Neighbourhood planning gives communities the power to develop a vision of their neighbourhood. It enables them to contribute to the development and growth of their area.
Neighbourhood planning provides powerful tools for local people, so they get the right types of development for their community. It also ensures that the desire of the neighbourhood is aligned with the overall needs and priorities of the wider local area.
Find out more about the neighbourhood planning system, including key stages and what to consider at GOV UK.
Preparing a neighbourhood plan
There are three types of neighbourhood plan
- Neighbourhood Development Plan – this sets out a shared vision and general planning policies for the future development and use of land in a local area
- Neighbourhood Development Order – this allows communities to grant planning permission for certain types of development that they want in their local area
- Community Right to Build Order – this allows communities to grant planning permission to build small-scale housing developments, community facilities or shops that are recognised as providing positive benefits by the community
Neighbourhood plans and development orders can be prepared by parish/town councils and neighbourhood forums for their local area.
To make sure these plans are truly led by the community, local people vote to approve them in a referendum. If successful, they will form part of the South Gloucestershire Development Plan.
Communities are not required to prepare a neighbourhood plan.

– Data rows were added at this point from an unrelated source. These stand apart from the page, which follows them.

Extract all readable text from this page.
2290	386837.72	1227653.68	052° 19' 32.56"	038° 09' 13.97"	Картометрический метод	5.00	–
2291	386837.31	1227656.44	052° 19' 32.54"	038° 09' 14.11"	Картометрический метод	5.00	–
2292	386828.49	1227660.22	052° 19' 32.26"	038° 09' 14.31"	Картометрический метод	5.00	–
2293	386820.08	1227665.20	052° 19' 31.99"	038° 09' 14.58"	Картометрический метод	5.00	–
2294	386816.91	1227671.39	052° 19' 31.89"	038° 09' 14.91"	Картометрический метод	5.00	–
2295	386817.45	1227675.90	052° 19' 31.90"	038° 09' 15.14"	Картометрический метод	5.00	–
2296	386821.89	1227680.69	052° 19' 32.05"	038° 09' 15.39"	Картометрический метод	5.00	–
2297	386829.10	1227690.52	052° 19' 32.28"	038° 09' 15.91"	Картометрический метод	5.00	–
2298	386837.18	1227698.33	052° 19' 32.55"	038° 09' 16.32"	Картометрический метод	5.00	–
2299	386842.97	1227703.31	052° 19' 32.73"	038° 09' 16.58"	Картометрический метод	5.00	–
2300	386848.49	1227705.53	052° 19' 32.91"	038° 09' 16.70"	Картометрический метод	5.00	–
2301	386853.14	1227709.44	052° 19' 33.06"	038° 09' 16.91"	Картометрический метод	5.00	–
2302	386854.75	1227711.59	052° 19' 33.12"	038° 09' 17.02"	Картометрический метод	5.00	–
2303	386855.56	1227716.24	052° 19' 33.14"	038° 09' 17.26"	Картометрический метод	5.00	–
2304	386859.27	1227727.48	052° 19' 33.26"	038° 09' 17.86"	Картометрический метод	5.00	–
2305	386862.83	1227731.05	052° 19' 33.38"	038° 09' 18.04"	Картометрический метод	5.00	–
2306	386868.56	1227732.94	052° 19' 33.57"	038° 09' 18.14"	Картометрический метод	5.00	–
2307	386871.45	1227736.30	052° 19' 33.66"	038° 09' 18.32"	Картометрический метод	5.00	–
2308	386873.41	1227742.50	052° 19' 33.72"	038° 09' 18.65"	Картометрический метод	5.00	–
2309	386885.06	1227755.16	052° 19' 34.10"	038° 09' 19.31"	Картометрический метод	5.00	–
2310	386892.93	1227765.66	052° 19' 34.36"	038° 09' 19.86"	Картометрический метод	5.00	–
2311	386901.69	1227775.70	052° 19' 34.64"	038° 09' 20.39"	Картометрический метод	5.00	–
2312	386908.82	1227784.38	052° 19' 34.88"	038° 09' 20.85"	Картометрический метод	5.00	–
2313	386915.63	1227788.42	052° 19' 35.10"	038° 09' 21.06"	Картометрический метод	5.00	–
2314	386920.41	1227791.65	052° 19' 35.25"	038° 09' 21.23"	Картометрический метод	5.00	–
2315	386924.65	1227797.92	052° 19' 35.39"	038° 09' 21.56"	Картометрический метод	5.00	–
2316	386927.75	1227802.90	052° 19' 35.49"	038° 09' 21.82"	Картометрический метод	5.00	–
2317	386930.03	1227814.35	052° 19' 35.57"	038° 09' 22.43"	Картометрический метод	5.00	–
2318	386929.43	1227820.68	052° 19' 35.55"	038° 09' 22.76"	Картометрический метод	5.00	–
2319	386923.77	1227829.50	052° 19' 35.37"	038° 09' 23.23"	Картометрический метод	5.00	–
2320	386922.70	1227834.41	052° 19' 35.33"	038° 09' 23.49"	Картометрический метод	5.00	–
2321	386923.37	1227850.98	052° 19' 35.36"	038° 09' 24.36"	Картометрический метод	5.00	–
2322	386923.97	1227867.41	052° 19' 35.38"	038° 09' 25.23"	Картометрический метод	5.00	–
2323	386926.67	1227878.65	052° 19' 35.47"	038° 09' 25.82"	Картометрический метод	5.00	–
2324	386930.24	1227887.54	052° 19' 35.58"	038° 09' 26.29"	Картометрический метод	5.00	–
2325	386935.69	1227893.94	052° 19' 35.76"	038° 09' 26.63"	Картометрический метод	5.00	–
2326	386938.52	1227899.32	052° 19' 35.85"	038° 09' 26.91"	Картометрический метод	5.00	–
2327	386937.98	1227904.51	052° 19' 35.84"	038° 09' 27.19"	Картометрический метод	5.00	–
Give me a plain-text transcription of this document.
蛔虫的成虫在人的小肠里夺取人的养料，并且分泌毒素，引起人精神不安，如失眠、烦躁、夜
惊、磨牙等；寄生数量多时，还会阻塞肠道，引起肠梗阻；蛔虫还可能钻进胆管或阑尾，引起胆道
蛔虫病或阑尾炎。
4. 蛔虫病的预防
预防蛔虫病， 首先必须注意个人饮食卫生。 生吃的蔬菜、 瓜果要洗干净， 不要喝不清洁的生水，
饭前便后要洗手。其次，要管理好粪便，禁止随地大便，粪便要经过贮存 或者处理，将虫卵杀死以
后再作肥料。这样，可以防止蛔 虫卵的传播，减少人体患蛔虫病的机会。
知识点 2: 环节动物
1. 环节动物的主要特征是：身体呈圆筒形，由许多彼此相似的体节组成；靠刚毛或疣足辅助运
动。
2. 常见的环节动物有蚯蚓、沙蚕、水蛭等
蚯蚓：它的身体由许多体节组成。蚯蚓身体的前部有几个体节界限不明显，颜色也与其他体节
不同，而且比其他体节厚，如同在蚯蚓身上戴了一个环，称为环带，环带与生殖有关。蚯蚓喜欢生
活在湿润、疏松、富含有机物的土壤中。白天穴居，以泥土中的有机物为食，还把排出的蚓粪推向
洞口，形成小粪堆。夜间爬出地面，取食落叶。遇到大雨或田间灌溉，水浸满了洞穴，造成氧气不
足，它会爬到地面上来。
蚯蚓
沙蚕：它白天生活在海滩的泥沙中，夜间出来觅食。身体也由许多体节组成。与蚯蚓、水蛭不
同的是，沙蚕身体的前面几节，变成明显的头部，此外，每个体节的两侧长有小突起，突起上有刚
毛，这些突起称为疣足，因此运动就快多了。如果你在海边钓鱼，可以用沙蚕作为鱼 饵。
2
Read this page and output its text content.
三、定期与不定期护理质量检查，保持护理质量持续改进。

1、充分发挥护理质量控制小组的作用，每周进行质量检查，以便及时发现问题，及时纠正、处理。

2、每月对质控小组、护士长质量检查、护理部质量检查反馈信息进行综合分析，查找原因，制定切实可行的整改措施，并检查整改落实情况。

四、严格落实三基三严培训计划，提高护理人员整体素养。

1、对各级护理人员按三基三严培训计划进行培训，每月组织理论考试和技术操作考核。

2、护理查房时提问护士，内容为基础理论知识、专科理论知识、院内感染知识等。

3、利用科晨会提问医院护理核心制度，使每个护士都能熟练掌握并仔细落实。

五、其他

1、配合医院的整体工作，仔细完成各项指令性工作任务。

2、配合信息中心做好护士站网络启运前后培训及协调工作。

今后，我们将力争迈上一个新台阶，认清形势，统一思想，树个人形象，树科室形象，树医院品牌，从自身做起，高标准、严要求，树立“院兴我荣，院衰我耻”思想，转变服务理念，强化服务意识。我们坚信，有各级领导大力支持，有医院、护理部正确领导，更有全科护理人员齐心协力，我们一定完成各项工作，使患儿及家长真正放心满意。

They are however seen as a good option for communities as they show willingness to get involved positively in managing and influencing growth of an area.
Neighbourhood plans are treated with the same importance in considering planning applications as any other adopted plan, once they form part of the South Gloucestershire Development Plan.
A neighbourhood plan should be prepared by town and parish councils or by local community groups, not the council.
The formal process for preparing a neighbourhood plan is set in the Neighbourhood Planning Regulations below
Advice and support from the council
Our statement of community involvement sets out how we help communities prepare a neighbourhood plan.
A neighbourhood planning protocol sets out our commitment to providing advice and support. This includes
- a process note which sets out the stages of the process and consultation timescales
- advice and assistance (includes meetings, methods of engaging and consulting with communities and consultation statements)
- where resources allow, we offer wider proactive awareness raising of neighbourhood planning across South Gloucestershire including training for town and parish councils and communities in unparished areas
- an example service level agreement that can be used between the community preparing the plan and the council
- an example neighbourhoood plan steering group terms of reference
External advice and support
Our website includes information on community profiles, flooding, archaeological data, listed buildings and conservation sites. You can also check Historic Environment Records on the Historic England website.
The links below cover a range of support and resources that we recommend exploring in considering whether a neighbourhood plan is right for your community.
- Communities and Local Government Neighbourhood Planning
- Notes on Neighbourhood Planning
- Royal Town Planning Institute
- Planning Aid England
- Eden Project
- My Community Rights
- Quick Guide to Neighbourhood Plans
- Neighbourhood Planning Road Map Guide
- Forum for Neighbourhood Planning
- Planning Advisory Service
- Avon Local Councils Association
Communities may also wish to engage through the Joint Spatial Plan and the new South Gloucestershire Local Plan, which is being prepared by the council and will help guide development in the district until 2036.
Current neighbourhood plans
In accordance with The Neighbourhood Planning (General) Regulations 2012 (as amended), the following communities have submitted an application to designate a Neighbourhood Area under Article 5 of the Regulations.
Thornbury Neighbourhood Plan
In accordance with the 2016 amendment, the proposed Neighbourhood Area boundary did not require consultation, as it was consistent with the parish boundary. The area was therefore formally designated as a Neighbourhood Area on 6 March 2017.
Pucklechurch Neighbourhood Plan
In accordance with the 2016 amendment, the proposed Neighbourhood Area boundary did not require consultation, as it was consistent with the parish boundary. The area was therefore formally designated as a Neighbourhood Area on 27 January 2017.
Charfield Neighbourhood Plan Area
In accordance with Regulation 6 the consultation on the proposed Neighbourhood Area was from 9 December 2015 to 13 January 2016 (5 weeks).
The decision to approve the designation was made at the council’s Planning, Transportation and Strategic Environment Committee on 27 January 2016 and in accordance with Regulation 8, we have published a Neighbourhood Planning Decision Notice.
Further information is available on the Charfield Neighbourhood Plan website.
Oldbury on Severn Neighbourhood Plan
In accordance with the 2016 amendment, the proposed Neighbourhood Area boundary did not require consultation, as it was consistent with the parish boundary. The area was therefore formally designated as a Neighbourhood Area on 27 October 2016.
The South Gloucestershire Council Level 2 Strategic Flood Risk Assessment for Oldbury on Severn (September 2017) report is available within the Evidence base for our Local Plan, see under ‘Flood Risk’.